Bobcats use a wide variety of habitats. They are at home in swamps, wooded areas (both hardwood and coniferous) and mountainous regions. Resting and activity areas center around rocky ledges, or dense thickets.
Bobcats are solitary animals and only associate briefly during mating season. They are most active about three hours before sunset to midnight and in the last hour before dawn to three hours after sunrise.
Males are larger than females averaging 14 to 29 pounds. One male from Louisiana weighed 45 pounds. In North Carolina they are most common on the coastal plain and in the mountains.
Bobcats are secretive and opportunistic predators. Although they take a wide variety of prey (including occasional deer) they feed mostly on rabbits and large rodents. They depend heavily on their excellent hearing and binocular vision to locate their prey.
When hunting animals of different sizes and abundance they employ different hunting behavior. For small, plentiful prey (mice and squirrels) they wait and pounce. When hunting rabbits they watch, stalk and rush their prey. When prey is scarce they move more frequently and may attack deer (mostly fawns) when bedded down.

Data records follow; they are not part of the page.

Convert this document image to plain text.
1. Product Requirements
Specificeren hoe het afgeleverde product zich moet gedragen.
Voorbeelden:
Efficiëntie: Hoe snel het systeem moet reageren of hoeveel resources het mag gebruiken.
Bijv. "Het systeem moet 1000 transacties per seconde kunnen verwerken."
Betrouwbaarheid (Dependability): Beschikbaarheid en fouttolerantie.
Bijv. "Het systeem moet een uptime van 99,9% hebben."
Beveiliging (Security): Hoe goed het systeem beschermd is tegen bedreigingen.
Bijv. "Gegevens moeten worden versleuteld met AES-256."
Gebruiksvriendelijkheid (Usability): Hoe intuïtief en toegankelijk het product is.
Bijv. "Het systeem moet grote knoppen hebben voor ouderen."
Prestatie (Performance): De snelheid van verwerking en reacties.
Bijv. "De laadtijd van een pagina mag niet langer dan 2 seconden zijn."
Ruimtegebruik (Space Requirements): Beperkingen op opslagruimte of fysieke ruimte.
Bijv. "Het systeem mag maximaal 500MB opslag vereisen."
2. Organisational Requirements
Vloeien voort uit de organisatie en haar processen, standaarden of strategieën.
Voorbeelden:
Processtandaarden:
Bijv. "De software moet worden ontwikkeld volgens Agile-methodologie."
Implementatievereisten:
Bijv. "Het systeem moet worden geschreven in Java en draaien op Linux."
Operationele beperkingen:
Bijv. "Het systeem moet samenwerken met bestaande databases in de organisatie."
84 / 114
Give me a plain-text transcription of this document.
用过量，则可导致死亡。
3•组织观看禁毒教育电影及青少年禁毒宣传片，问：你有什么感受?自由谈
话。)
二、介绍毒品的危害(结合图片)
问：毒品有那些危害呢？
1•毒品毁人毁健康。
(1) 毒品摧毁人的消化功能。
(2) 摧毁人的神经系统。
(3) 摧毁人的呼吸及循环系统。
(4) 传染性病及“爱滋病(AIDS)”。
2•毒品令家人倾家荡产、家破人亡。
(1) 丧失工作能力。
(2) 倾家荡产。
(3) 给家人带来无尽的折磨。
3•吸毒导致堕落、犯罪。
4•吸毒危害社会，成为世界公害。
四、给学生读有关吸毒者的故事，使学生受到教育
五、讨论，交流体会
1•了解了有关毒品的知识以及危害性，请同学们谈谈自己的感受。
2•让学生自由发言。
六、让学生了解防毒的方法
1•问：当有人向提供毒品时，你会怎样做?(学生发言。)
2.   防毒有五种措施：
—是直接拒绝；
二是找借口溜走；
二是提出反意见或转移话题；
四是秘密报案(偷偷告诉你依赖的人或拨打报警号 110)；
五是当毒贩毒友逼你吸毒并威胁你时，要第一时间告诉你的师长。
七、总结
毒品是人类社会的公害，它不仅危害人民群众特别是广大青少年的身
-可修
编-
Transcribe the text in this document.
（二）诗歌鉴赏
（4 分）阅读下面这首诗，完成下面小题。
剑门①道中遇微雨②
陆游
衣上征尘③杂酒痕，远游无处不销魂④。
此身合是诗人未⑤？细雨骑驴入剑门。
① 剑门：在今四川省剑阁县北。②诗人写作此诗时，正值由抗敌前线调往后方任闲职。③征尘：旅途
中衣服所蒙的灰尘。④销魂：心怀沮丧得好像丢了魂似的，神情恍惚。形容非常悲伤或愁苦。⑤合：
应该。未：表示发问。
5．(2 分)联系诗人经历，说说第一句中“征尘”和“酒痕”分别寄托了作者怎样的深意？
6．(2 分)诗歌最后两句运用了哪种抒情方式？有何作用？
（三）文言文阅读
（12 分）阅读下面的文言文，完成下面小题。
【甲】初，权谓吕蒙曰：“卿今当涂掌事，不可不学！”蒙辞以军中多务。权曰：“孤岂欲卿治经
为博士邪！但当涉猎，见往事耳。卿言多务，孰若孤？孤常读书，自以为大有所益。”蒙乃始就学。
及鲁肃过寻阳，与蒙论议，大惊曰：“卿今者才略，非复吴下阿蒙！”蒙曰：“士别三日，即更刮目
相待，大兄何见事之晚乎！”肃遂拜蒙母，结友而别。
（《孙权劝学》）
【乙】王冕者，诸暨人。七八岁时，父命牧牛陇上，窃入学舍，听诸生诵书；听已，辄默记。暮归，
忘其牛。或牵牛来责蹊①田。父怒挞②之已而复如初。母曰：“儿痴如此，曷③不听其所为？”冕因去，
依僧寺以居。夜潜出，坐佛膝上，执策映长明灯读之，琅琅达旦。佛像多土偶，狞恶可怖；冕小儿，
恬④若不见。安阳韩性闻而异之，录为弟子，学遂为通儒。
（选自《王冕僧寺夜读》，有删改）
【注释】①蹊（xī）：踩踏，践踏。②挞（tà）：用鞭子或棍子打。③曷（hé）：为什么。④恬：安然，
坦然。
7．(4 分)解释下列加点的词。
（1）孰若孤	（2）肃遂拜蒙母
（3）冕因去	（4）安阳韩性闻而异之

The mating season for bobcats is in February and March. The young are born in spring or early summer.
The one to six (usually two to four) kittens are born in what is called a natal den. Usually this is a cave or rock shelter if available, or if not brush piles, thickets, or hollow logs may be used. Kittens are heavily furred and spotted at birth and weigh 10 to 12 ounces. They open their eyes by day nine or ten and are out exploring at four to five weeks. By fall they weigh about ten pounds and are hunting by themselves. They remain with their mother for their first year.